Kunisaki Peninsula Usa area in Oita Pref. was designated as GIAHS (Globally Important Agriculture Heritage Systems) in 2013. It has an abundant SATOYAMA represented by KUNUGI (Quercus acutissima) and a unique water use system connected by a number of small ponds. This unique water use system would affect river water quality in each watershed as well as estuarine and coastal biological production. However, its influence is still unclear. In this study, we assessed the effect of forest and water use system on nutrient concentrations in each river water and nutrient transport to coastal region.

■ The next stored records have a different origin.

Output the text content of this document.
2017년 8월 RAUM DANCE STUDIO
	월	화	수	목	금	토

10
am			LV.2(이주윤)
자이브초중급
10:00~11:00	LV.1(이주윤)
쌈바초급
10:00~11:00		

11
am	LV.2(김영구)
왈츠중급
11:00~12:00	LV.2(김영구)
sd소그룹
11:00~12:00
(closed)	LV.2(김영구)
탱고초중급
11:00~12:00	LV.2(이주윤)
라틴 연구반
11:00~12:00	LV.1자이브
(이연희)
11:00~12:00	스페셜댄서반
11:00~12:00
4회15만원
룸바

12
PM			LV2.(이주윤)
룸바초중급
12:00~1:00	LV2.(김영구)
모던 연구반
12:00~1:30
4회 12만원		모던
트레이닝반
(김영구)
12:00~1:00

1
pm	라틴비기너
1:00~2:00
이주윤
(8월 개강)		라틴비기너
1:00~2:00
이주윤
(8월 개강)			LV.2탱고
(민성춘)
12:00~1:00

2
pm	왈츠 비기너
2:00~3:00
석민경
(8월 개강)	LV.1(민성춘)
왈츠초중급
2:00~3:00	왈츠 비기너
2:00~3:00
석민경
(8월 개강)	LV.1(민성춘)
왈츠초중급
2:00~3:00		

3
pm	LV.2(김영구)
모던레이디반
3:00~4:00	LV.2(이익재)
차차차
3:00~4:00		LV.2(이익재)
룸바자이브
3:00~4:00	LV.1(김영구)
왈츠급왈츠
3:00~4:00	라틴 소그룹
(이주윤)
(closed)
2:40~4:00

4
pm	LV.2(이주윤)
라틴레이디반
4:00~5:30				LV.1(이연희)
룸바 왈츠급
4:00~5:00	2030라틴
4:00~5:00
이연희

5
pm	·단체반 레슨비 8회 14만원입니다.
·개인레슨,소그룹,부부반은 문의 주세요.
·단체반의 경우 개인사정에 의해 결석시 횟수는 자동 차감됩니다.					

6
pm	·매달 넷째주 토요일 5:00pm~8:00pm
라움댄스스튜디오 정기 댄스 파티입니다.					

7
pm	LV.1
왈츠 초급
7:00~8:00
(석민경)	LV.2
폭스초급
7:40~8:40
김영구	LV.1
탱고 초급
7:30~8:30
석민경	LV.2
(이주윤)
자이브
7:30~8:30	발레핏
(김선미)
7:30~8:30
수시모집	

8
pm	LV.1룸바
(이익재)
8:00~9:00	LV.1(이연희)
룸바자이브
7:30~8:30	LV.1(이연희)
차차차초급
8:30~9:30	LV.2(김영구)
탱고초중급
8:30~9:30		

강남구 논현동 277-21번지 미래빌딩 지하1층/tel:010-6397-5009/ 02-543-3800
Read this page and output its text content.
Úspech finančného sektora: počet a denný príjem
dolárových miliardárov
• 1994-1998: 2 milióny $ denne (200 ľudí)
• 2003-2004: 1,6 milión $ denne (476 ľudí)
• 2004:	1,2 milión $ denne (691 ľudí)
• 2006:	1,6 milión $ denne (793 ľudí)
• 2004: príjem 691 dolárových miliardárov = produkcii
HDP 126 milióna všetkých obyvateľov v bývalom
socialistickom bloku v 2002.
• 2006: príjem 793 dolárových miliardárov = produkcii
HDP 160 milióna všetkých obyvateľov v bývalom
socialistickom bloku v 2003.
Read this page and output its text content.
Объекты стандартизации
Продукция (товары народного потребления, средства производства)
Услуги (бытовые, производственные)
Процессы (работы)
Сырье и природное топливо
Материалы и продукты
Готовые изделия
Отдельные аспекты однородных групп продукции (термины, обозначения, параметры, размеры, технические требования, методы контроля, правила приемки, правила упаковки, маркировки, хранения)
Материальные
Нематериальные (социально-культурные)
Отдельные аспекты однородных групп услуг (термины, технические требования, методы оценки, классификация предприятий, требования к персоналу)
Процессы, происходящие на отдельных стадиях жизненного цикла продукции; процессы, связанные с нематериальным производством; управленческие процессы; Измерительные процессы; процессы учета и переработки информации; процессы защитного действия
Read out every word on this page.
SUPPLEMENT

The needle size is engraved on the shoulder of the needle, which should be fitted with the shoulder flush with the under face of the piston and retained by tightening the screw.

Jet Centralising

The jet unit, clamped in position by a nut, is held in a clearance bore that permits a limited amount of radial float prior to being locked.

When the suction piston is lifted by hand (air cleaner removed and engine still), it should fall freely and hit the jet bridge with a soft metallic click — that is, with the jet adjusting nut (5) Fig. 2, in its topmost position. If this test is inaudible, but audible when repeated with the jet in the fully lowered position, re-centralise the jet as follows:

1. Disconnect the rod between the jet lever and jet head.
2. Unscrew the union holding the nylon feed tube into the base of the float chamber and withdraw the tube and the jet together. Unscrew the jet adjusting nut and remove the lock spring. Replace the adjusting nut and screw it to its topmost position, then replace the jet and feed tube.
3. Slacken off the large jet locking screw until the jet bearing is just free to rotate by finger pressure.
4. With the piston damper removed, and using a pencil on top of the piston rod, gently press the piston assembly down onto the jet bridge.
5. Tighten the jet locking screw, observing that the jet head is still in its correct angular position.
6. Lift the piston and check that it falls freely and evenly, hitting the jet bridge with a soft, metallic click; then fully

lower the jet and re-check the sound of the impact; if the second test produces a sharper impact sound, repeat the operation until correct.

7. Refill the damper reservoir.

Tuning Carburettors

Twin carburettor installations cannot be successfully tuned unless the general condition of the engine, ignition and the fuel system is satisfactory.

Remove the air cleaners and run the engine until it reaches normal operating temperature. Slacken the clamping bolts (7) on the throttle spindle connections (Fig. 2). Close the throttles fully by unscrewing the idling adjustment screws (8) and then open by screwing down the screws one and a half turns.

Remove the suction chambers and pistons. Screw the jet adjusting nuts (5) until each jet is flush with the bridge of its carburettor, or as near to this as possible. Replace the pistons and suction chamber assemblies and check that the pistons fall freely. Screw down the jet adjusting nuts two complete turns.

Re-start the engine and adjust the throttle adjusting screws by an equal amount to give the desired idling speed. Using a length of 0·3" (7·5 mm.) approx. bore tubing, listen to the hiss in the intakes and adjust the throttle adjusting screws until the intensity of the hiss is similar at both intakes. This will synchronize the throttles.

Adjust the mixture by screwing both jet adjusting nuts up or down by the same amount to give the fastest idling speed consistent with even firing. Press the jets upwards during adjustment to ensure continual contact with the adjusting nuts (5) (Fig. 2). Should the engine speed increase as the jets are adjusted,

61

Concentrations of DIN, DIP and d-excess of water isotopes ranged from 6.3 to 153.4 μM, from 0.1 to 4.1 μM and from 8.9 to 15.5, respectively. Fluxes of DIN and DIP from each watershed to coastal regions ranged from 0.8 to 140 kg d-1, and from 0.2 to 22 kg d-1, respectively. Although the fluxes were mainly dominated by river discharge, the molar ratio of DIN and DIP (DIN/DIP) varied from 6 to 39. We found positive exponential relationship between DIN/DIP and d-excess. These results suggests that unique water use system affected the difference in DIN and DIP dynamics within the watershed, since a number of ponds increased d-excess values from upstream to downstream. Moreover, in the Kunisaki Peninsula, the forest supplied DIN to the river, while DIP was mainly supplied from the agricultural land.
Therefore, higher d-excess and DIN/DIP showed lower retention time and larger impacts of forest. On the other hand, lower d-excess and DIN/DIP showed higher retention time and larger impacts of agricultural land.